Nairobi – A Somali court on Monday sentenced a freelance journalist to two months in jail on security-related charges, a press association said, in a case criticised by rights campaigners and media advocacy groups.
The sentencing of Abdalle Ahmed Mumin was “a pure travesty of justice”, the president of the Somali Journalists Syndicate (SJS) said on Twitter, vowing to appeal the ruling.
Mumin, who is the secretary general of the SJS, was arrested in October last year on what authorities say are security-related charges.
His detention came days after the government announced a crackdown on media outlets that publish what it deems propaganda for the Islamist militant group Al-Shabaab.
SJS and four other media advocacy groups had protested the directive, warning it clamped down on free speech.

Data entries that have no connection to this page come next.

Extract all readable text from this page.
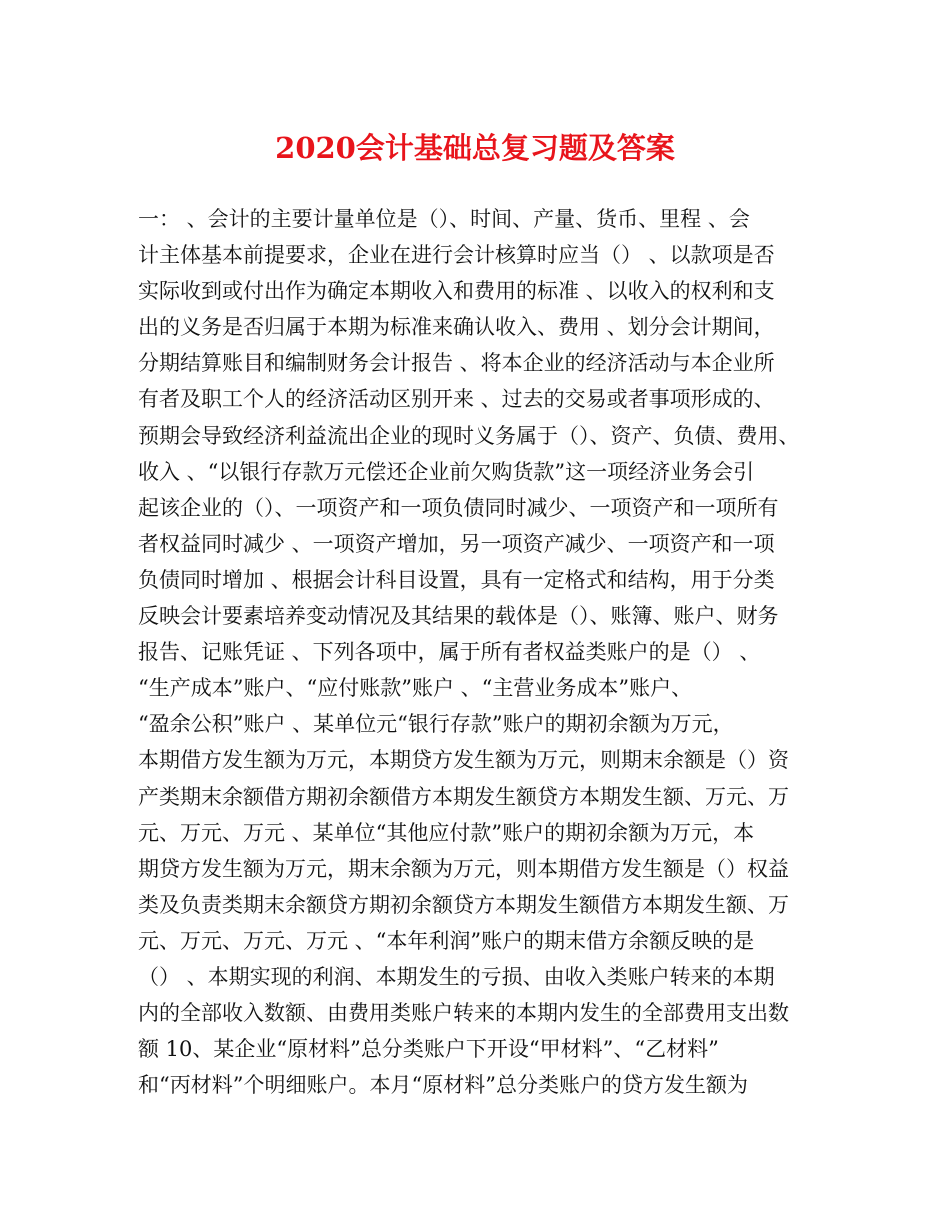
2020会计基础总复习题及答案
一： 、会计的主要计量单位是（）、时间、产量、货币、里程 、会
计主体基本前提要求，企业在进行会计核算时应当（） 、以款项是否
实际收到或付出作为确定本期收入和费用的标准 、以收入的权利和支
出的义务是否归属于本期为标准来确认收入、费用 、划分会计期间，
分期结算账目和编制财务会计报告 、将本企业的经济活动与本企业所
有者及职工个人的经济活动区别开来 、过去的交易或者事项形成的、
预期会导致经济利益流出企业的现时义务属于（）、资产、负债、费用、
收入 、“以银行存款万元偿还企业前欠购货款”这一项经济业务会引
起该企业的（）、一项资产和一项负债同时减少、一项资产和一项所有
者权益同时减少 、一项资产增加，另一项资产减少、一项资产和一项
负债同时增加 、根据会计科目设置，具有一定格式和结构，用于分类
反映会计要素培养变动情况及其结果的载体是（）、账簿、账户、财务
报告、记账凭证 、下列各项中，属于所有者权益类账户的是（） 、
“生产成本”账户、“应付账款”账户 、“主营业务成本”账户、
“盈余公积”账户 、某单位元“银行存款”账户的期初余额为万元，
本期借方发生额为万元，本期贷方发生额为万元，则期末余额是（）资
产类期末余额借方期初余额借方本期发生额贷方本期发生额、万元、万
元、万元、万元 、某单位“其他应付款”账户的期初余额为万元，本
期贷方发生额为万元，期末余额为万元，则本期借方发生额是（）权益
类及负责类期末余额贷方期初余额贷方本期发生额借方本期发生额、万
元、万元、万元、万元 、“本年利润”账户的期末借方余额反映的是
（） 、本期实现的利润、本期发生的亏损、由收入类账户转来的本期
内的全部收入数额、由费用类账户转来的本期内发生的全部费用支出数
额 10、某企业“原材料”总分类账户下开设“甲材料”、“乙材料”
和“丙材料”个明细账户。本月“原材料”总分类账户的贷方发生额为
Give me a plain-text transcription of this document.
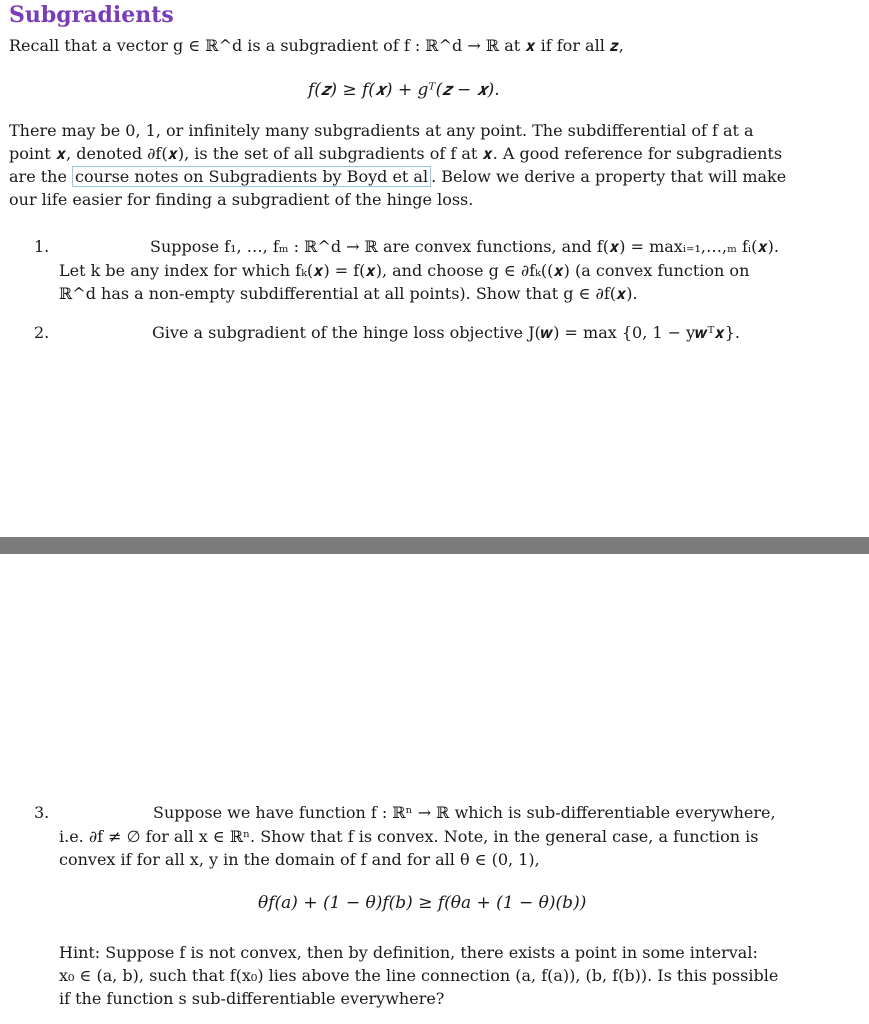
Subgradients
Recall that a vector g ∈ ℝ^d is a subgradient of f : ℝ^d → ℝ at 𝒙 if for all 𝒛,
f(𝒛) ≥ f(𝒙) + gᵀ(𝒛 − 𝒙).
There may be 0, 1, or infinitely many subgradients at any point. The subdifferential of f at a
point 𝒙, denoted ∂f(𝒙), is the set of all subgradients of f at 𝒙. A good reference for subgradients
are the course notes on Subgradients by Boyd et al . Below we derive a property that will make
our life easier for finding a subgradient of the hinge loss.
1.	Suppose f₁, …, fₘ : ℝ^d → ℝ are convex functions, and f(𝒙) = maxᵢ₌₁,…,ₘ fᵢ(𝒙).
Let k be any index for which fₖ(𝒙) = f(𝒙), and choose g ∈ ∂fₖ((𝒙) (a convex function on
ℝ^d has a non-empty subdifferential at all points). Show that g ∈ ∂f(𝒙).
2.	Give a subgradient of the hinge loss objective J(𝒘) = max {0, 1 − y𝒘ᵀ𝒙}.
3.	Suppose we have function f : ℝⁿ → ℝ which is sub-differentiable everywhere,
i.e. ∂f ≠ ∅ for all x ∈ ℝⁿ. Show that f is convex. Note, in the general case, a function is
convex if for all x, y in the domain of f and for all θ ∈ (0, 1),
θf(a) + (1 − θ)f(b) ≥ f(θa + (1 − θ)(b))
Hint: Suppose f is not convex, then by definition, there exists a point in some interval:
x₀ ∈ (a, b), such that f(x₀) lies above the line connection (a, f(a)), (b, f(b)). Is this possible
if the function s sub-differentiable everywhere?
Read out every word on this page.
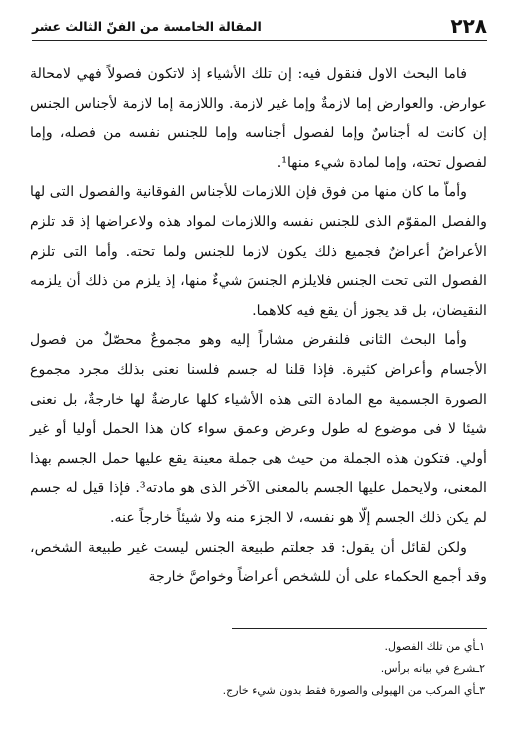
٢٢٨
المقالة الخامسة من الفنّ الثالث عشر

فاما البحث الاول فنقول فيه: إن تلك الأشياء إذ لاتكون فصولاً فهي لامحالة عوارض. والعوارض إما لازمةٌ وإما غير لازمة. واللازمة إما لازمة لأجناس الجنس إن كانت له أجناسٌ وإما لفصول أجناسه وإما للجنس نفسه من فصله، وإما لفصول تحته، وإما لمادة شيء منها¹.

وأماّ ما كان منها من فوق فإن اللازمات للأجناس الفوقانية والفصول التى لها والفصل المقوّم الذى للجنس نفسه واللازمات لمواد هذه ولاعراضها إذ قد تلزم الأعراضُ أعراضٌ فجميع ذلك يكون لازما للجنس ولما تحته. وأما التى تلزم الفصول التى تحت الجنس فلايلزم الجنسَ شيءٌ منها، إذ يلزم من ذلك أن يلزمه النقيضان، بل قد يجوز أن يقع فيه كلاهما.

وأما البحث الثانى فلنفرض مشاراً إليه وهو مجموعٌ محصّلٌ من فصول الأجسام وأعراض كثيرة. فإذا قلنا له جسم فلسنا نعنى بذلك مجرد مجموع الصورة الجسمية مع المادة التى هذه الأشياء كلها عارضةٌ لها خارجةٌ، بل نعنى شيئا لا فى موضوع له طول وعرض وعمق سواء كان هذا الحمل أوليا أو غير أولي. فتكون هذه الجملة من حيث هى جملة معينة يقع عليها حمل الجسم بهذا المعنى، ولايحمل عليها الجسم بالمعنى الآخر الذى هو مادته³. فإذا قيل له جسم لم يكن ذلك الجسم إلّا هو نفسه، لا الجزء منه ولا شيئاً خارجاً عنه.

ولكن لقائل أن يقول: قد جعلتم طبيعة الجنس ليست غير طبيعة الشخص، وقد أجمع الحكماء على أن للشخص أعراضاً وخواصَّ خارجة

١ـأي من تلك الفصول.
٢ـشرع في بيانه برأس.
٣ـأي المركب من الهيولى والصورة فقط بدون شيء خارج.
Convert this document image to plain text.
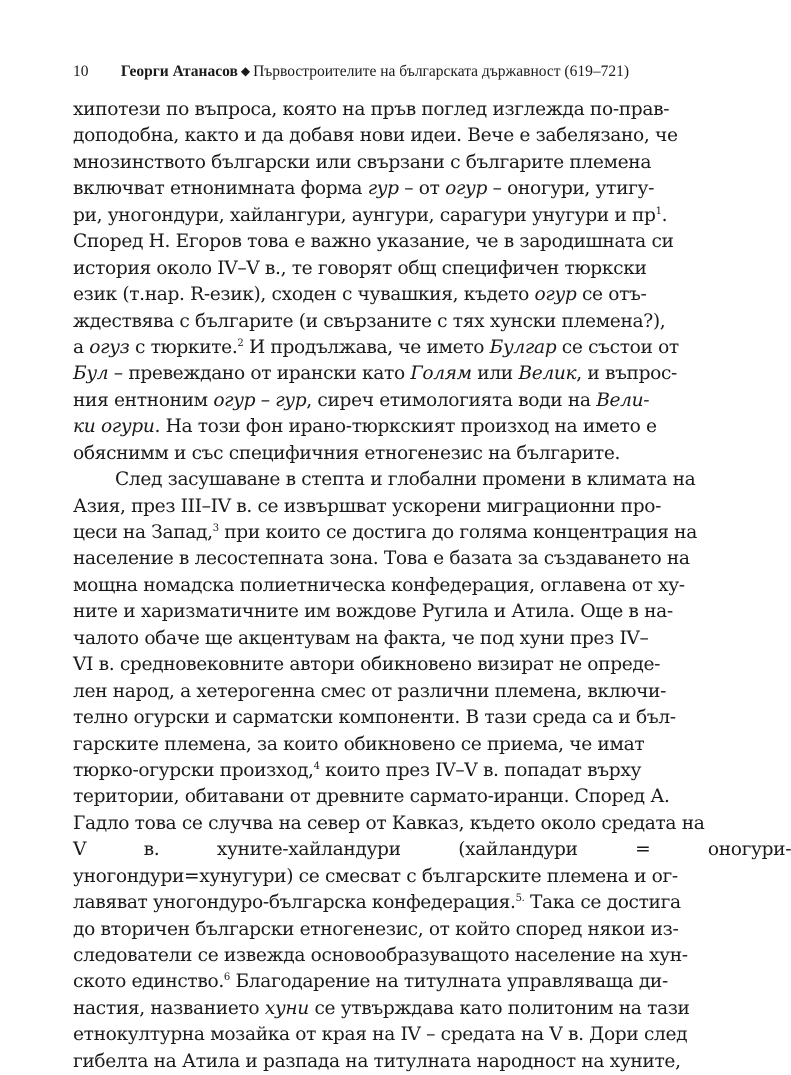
10 Георги Атанасов ◆ Първостроителите на българската държавност (619–721)
хипотези по въпроса, която на пръв поглед изглежда по-прав-
доподобна, както и да добавя нови идеи. Вече е забелязано, че
мнозинството български или свързани с българите племена
включват етнонимната форма гур – от огур – оногури, утигу-
ри, уногондури, хайлангури, аунгури, сарагури унугури и $пр^1$.
Според Н. Егоров това е важно указание, че в зародишната си
история около IV–V в., те говорят общ специфичен тюркски
език (т.нар. R-език), сходен с чувашкия, където огур се отъ-
ждествява с българите (и свързаните с тях хунски племена?),
а огуз с тюрките.$^2$ И продължава, че името Булгар се състои от
Бул – превеждано от ирански като Голям или Велик, и въпрос-
ния ентноним огур – гур, сиреч етимологията води на Вели-
ки огури. На този фон ирано-тюркският произход на името е
обяснимм и със специфичния етногенезис на българите.
След засушаване в степта и глобални промени в климата на
Азия, през III–IV в. се извършват ускорени миграционни про-
цеси на Запад,$^3$ при които се достига до голяма концентрация на
население в лесостепната зона. Това е базата за създаването на
мощна номадска полиетническа конфедерация, оглавена от ху-
ните и харизматичните им вождове Ругила и Атила. Още в на-
чалото обаче ще акцентувам на факта, че под хуни през IV–
VI в. средновековните автори обикновено визират не опреде-
лен народ, а хетерогенна смес от различни племена, включи-
телно огурски и сарматски компоненти. В тази среда са и бъл-
гарските племена, за които обикновено се приема, че имат
тюрко-огурски произход,$^4$ които през IV–V в. попадат върху
територии, обитавани от древните сармато-иранци. Според А.
Гадло това се случва на север от Кавказ, където около средата на
V в. хуните-хайландури (хайландури = оногури-
уногондури=хунугури) се смесват с българските племена и ог-
лавяват уногондуро-българска конфедерация.$^{5.}$ Така се достига
до вторичен български етногенезис, от който според някои из-
следователи се извежда основообразуващото население на хун-
ското единство.$^6$ Благодарение на титулната управляваща ди-
настия, названието хуни се утвърждава като политоним на тази
етнокултурна мозайка от края на IV – средата на V в. Дори след
гибелта на Атила и разпада на титулната народност на хуните,
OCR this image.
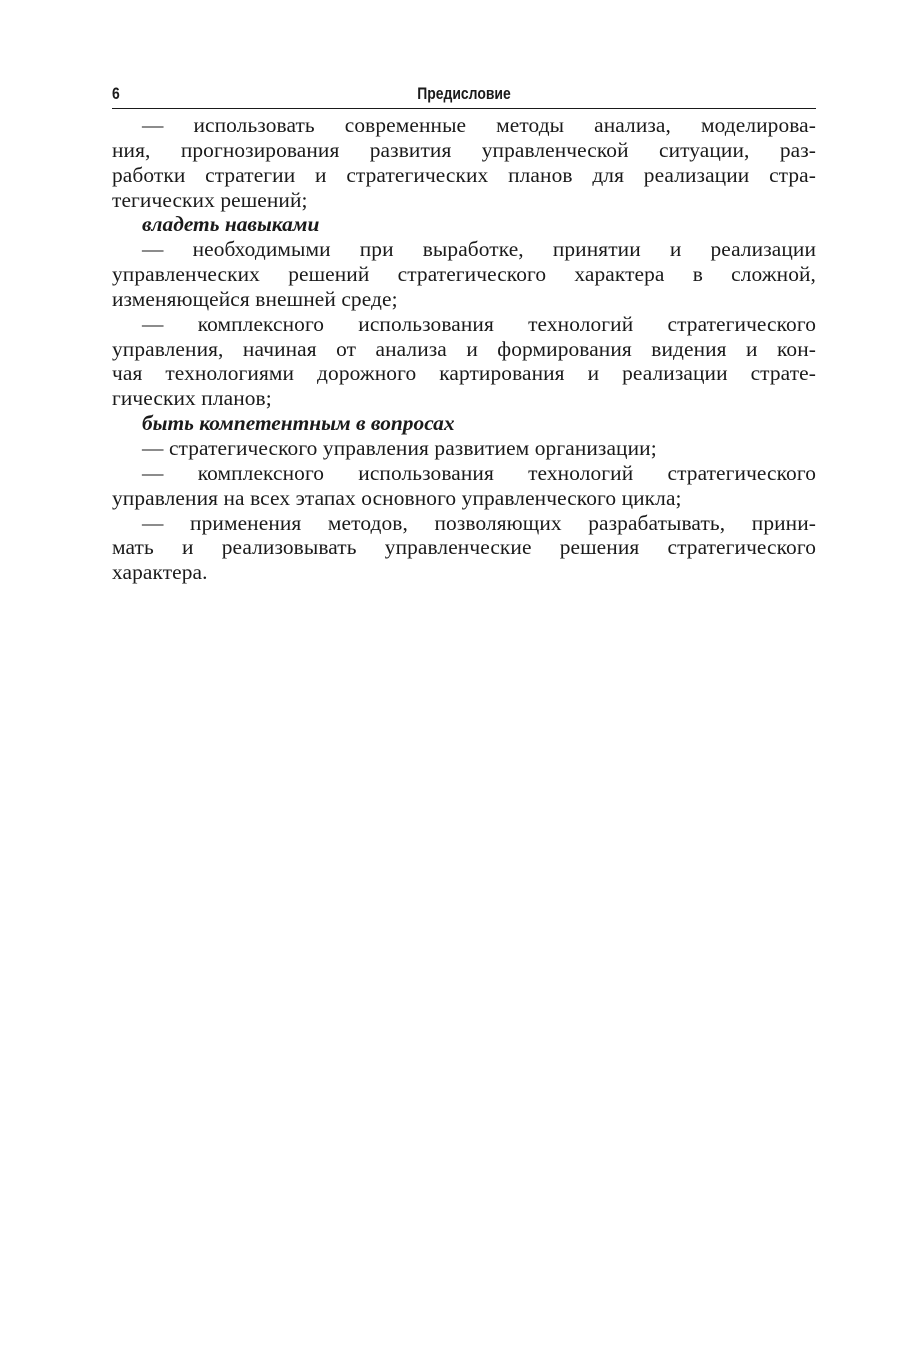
6	Предисловие
— использовать современные методы анализа, моделирова-
ния, прогнозирования развития управленческой ситуации, раз-
работки стратегии и стратегических планов для реализации стра-
тегических решений;
владеть навыками
— необходимыми при выработке, принятии и реализации
управленческих решений стратегического характера в сложной,
изменяющейся внешней среде;
— комплексного использования технологий стратегического
управления, начиная от анализа и формирования видения и кон-
чая технологиями дорожного картирования и реализации страте-
гических планов;
быть компетентным в вопросах
— стратегического управления развитием организации;
— комплексного использования технологий стратегического
управления на всех этапах основного управленческого цикла;
— применения методов, позволяющих разрабатывать, прини-
мать и реализовывать управленческие решения стратегического
характера.
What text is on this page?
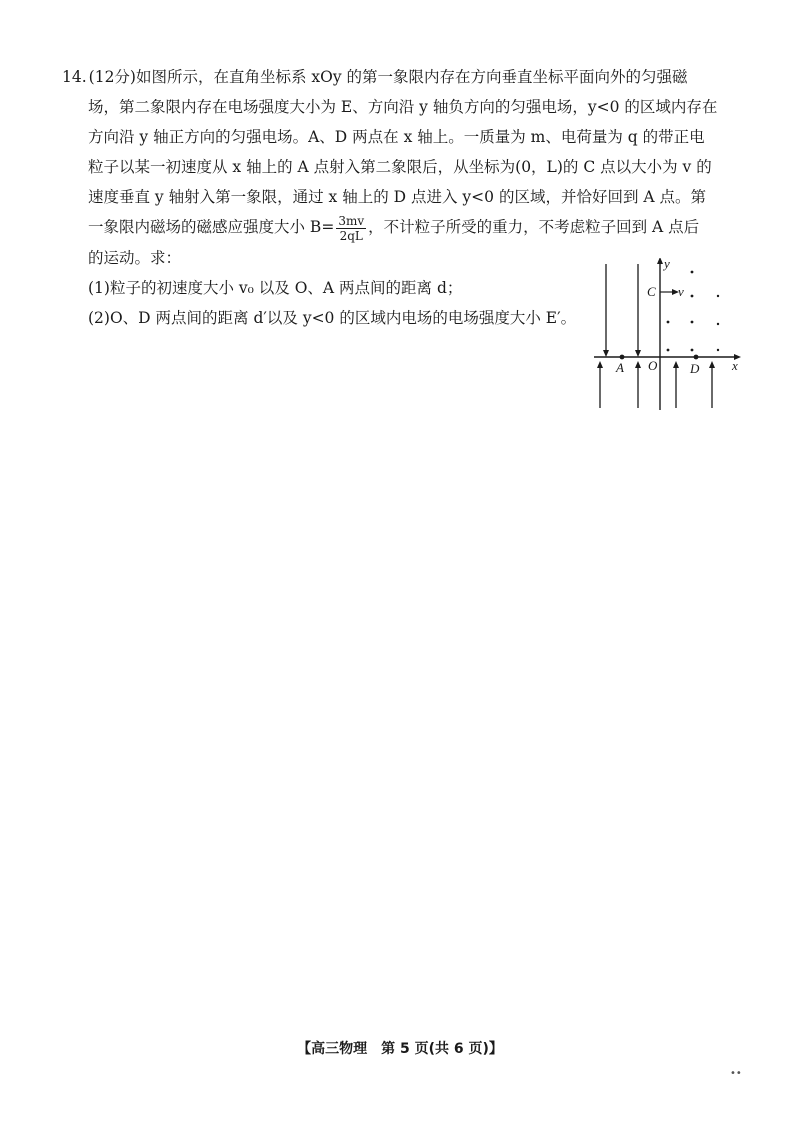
14. (12分)如图所示，在直角坐标系 xOy 的第一象限内存在方向垂直坐标平面向外的匀强磁
场，第二象限内存在电场强度大小为 E、方向沿 y 轴负方向的匀强电场，y<0 的区域内存在
方向沿 y 轴正方向的匀强电场。A、D 两点在 x 轴上。一质量为 m、电荷量为 q 的带正电
粒子以某一初速度从 x 轴上的 A 点射入第二象限后，从坐标为(0，L)的 C 点以大小为 v 的
速度垂直 y 轴射入第一象限，通过 x 轴上的 D 点进入 y<0 的区域，并恰好回到 A 点。第
一象限内磁场的磁感应强度大小 $B= \frac{3mv}{2qL}$ ，不计粒子所受的重力，不考虑粒子回到 A 点后
的运动。求：
(1)粒子的初速度大小 v₀ 以及 O、A 两点间的距离 d；
(2)O、D 两点间的距离 d′以及 y<0 的区域内电场的电场强度大小 E′。
y
x
C v
A O	D
【高三物理　第 5 页(共 6 页)】
••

“Today’s court sentence not only sends a chilling message to the entire media fraternity but also instills fear among media professionals and press freedom advocacy groups,” SJS president Mohamed Ibrahim said.
In the runup to the sentencing, rights groups including Amnesty International, Human Rights Watch and the International Press Institute had called for the charges to be dropped, saying Mumin faced ongoing threats and persecution by Somali authorities for advocating for the right to freedom of expression.
@sjs_Somalia is outraged by the unjust judgement against its Secretary General @Cabdalleaxmed by Benadir regional court by sentencing him a two month jail term. pic.twitter.com/iSxPw9OhAn
— Somali Journalists Syndicate – SJS (@sjs_Somalia) February 13, 2023
“Continuing his prosecution not only casts a chilling effect on media freedom and journalism, but it also significantly contributes to the closing civic space in the country,” they said in a joint letter to Somalia’s attorney general in December.
The Committee to Protect Journalists (CPJ) on Saturday said Mumin was facing persecution for defending the freedom of speech.
“During Abdalle’s trial it became more evident that his prosecution was about silencing a press freedom advocate and sending a message of fear to other journalists,” it said.
Media watchdog Reporters Without Borders, known by its French acronym RSF, ranks Somalia 140th out of 180 countries on its global list of press freedom, with more than 50 journalists killed in the country since 2010.
The nation of 17 million people is the most dangerous country for journalists in Africa, according to RSF.
The main threat is from Al-Qaeda-linked Al-Shabaab fighters trying to overthrow the internationally-backed government in Mogadishu, however authorities are also accused of numerous violations.